Prep Time 20 minutes
Cook Time 15 minutes
Servings: 4
Course: Main Course
Cuisine: Greek
Calories: 280

Ingredients
  

  • * 1.5 lbs fresh salmon fillets skin removed, cut into cubes
  • * 1/2 cup breadcrumbs or panko
  • * 1/4 cup Parmesan cheese finely grated
  • * 1 large egg beaten
  • * 2 cloves garlic minced
  • * 1 tbsp lemon zest freshly grated
  • * 2 tbsp fresh flat-leaf parsley finely chopped
  • * 2 tbsp fresh dill finely chopped
  • * 1 tbsp extra-virgin olive oil for brushing
  • * 1/2 tsp kosher salt
  • * 1/4 tsp freshly cracked black pepper

Method
 

  1. Preheat your oven to 400°F (200°C) and line a large rimmed baking sheet with a sheet of parchment paper.
  2. Pat the skinned salmon cubes completely dry with paper towels.
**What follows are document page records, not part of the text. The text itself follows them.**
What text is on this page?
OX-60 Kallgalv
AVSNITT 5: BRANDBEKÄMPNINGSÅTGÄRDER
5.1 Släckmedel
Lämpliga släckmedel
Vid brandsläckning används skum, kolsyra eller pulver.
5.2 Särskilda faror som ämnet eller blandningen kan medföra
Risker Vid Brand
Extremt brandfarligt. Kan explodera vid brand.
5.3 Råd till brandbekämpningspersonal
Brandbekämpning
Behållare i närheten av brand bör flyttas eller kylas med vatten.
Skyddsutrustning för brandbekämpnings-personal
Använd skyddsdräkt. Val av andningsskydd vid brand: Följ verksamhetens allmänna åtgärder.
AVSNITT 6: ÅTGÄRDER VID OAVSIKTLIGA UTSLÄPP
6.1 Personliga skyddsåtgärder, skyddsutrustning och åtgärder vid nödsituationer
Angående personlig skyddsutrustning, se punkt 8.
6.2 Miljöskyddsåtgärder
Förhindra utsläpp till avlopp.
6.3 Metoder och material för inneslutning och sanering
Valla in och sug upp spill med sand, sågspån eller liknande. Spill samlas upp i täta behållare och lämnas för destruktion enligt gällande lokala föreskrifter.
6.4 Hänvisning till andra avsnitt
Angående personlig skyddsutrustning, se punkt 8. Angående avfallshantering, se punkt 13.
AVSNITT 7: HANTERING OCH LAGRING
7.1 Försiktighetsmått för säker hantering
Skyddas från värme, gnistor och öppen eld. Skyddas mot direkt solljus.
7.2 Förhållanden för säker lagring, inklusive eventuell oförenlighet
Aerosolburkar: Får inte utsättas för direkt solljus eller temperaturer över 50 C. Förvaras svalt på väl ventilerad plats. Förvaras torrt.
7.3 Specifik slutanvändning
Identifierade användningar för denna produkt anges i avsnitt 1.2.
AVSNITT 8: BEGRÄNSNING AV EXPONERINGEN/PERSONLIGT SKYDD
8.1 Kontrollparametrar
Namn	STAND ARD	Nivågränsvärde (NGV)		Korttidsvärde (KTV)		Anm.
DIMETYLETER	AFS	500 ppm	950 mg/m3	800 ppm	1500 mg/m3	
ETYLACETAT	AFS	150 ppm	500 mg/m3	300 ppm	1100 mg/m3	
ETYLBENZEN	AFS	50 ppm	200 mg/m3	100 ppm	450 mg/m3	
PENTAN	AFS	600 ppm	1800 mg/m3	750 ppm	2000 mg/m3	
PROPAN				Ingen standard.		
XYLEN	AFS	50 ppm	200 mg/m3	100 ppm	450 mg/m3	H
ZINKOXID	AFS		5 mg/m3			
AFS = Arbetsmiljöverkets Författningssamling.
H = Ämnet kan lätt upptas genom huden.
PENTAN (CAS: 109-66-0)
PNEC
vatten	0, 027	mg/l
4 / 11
Place them into a food processor and pulse 4 to 6 times until coarsely chopped (do not over-process into a paste).
  3. Transfer the chopped salmon to a large mixing bowl. Add the breadcrumbs, grated Parmesan cheese, beaten egg, minced garlic, lemon zest, fresh parsley, and fresh dill. Season with salt and pepper.
  4. Using your hands, gently combine the ingredients just until fully integrated. Do not overmix.
  5. Roll the mixture into 1.5-inch meatballs (roughly the size of a golf ball) and place them evenly spaced on your prepared baking sheet.
  6. Lightly brush or spray the tops of the meatballs with extra-virgin olive oil.
  7. Bake on the center rack of the oven for 12 to 15 minutes, or until the meatballs are firm to the touch and the internal temperature reaches 145°F (63°C).
  8. Remove from the oven, let rest for 2 minutes, and serve hot with fresh lemon wedges or your favorite Mediterranean dipping sauce.

Notes

* To make ahead, shape the meatballs and store them covered in the refrigerator for up to 24 hours before baking.
* For a gluten-free version, substitute traditional breadcrumbs with certified gluten-free panko.
* Leftovers store beautifully in an airtight container in the fridge for up to 3 days.